Si los republicanos hubieran empleado los siete últimos años en desarrollar la legislación necesaria para sustituir AHA, quizá habría tenido cierto sentido empezar por la sanidad, pero no es así. Además, ni siquiera están de acuerdo en la ley que debe sustituirla. Por otra parte, un presidente nuevo, al frente del partido, podría haber tenido la capacidad necesaria para unir a los congresistas, pero eso es pedir mucho más de lo que Trump puede y quiere dar. Los detalles del trabajo político no le interesan nada, y, cuando tuvo un atisbo de lo difícil que era la reforma sanitaria, dijo que “nadie sabía que la sanidad podía ser tan complicada”. Es evidente que todos los miembros del Congreso saben y han sabido siempre lo complicada que es, pero, sin un presidente comprometido, no es complicada, sino imposible.

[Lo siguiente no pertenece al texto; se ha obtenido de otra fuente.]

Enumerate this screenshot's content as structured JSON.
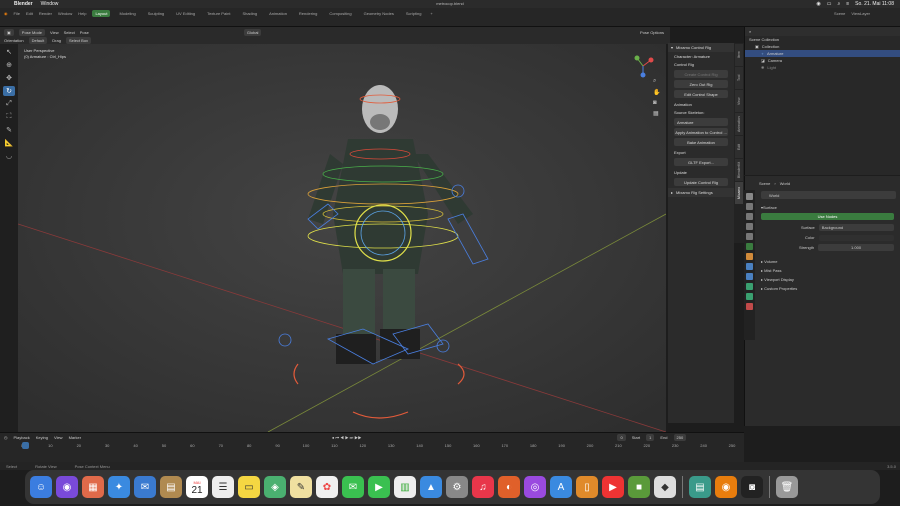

Miembros del Congreso de Estados Unidos, 2017. Chip Somodevilla/Getty Images

Más le habría valido a Trump empezar con las infraestructuras, que habrían desconcertado a los demócratas porque son uno de sus objetivos tradicionales. Les habría obligado a colaborar con él y habría divido a los republicanos, exactamente el estilo de gobernar agitador que buscaban los que le votaron.

Pero no, Trump decidió empezar con el hueso legislativo más difícil y duro de roer. El contraste con la Casa Blanca de Obama es espectacular. Se dice muchas veces que el proceso de sacar leyes adelante es como el de fabricar salchichas, porque puede ser igual de desagradable. Obama, que había sido senador, tenía una idea muy realista del proceso y de cuál debía ser la intervención del presidente.

Es sabido que Hillary Clinton se implicó de lleno en la política sanitaria cuando intentó sacar adelante una reforma al comienzo de la presidencia de su marido. Obama, otro abogado famoso por su afición a los entresijos de la política, hizo lo mismo. Es decir, aunque la ley se redactó en el Congreso, la Casa Blanca, con Obama a la cabeza, estuvo muy involucrada en todo el proceso, y contribuyó con todos sus recursos.

Lo más significativo es quizá que, como en cualquier ley importante, Obama tuvo que hacer una doble labor de persuasión. Primero, tuvo que convencer a los miembros de su propio partido en el Congreso, con la ayuda de la entonces presidenta de la Cámara, Nancy Pelosi, y el líder del Senado, Harry Reid. Hubo cientos de llamadas de teléfono y reuniones para presionar a los congresistas de los dos partidos, pero, para empezar, a los demócratas. La más memorable de todas fue la cumbre de Blair House, que pueden ver aquí, en la que quedó patente el profundo conocimiento de la ley que tenía Obama mientras trataba de convencer a los congresistas.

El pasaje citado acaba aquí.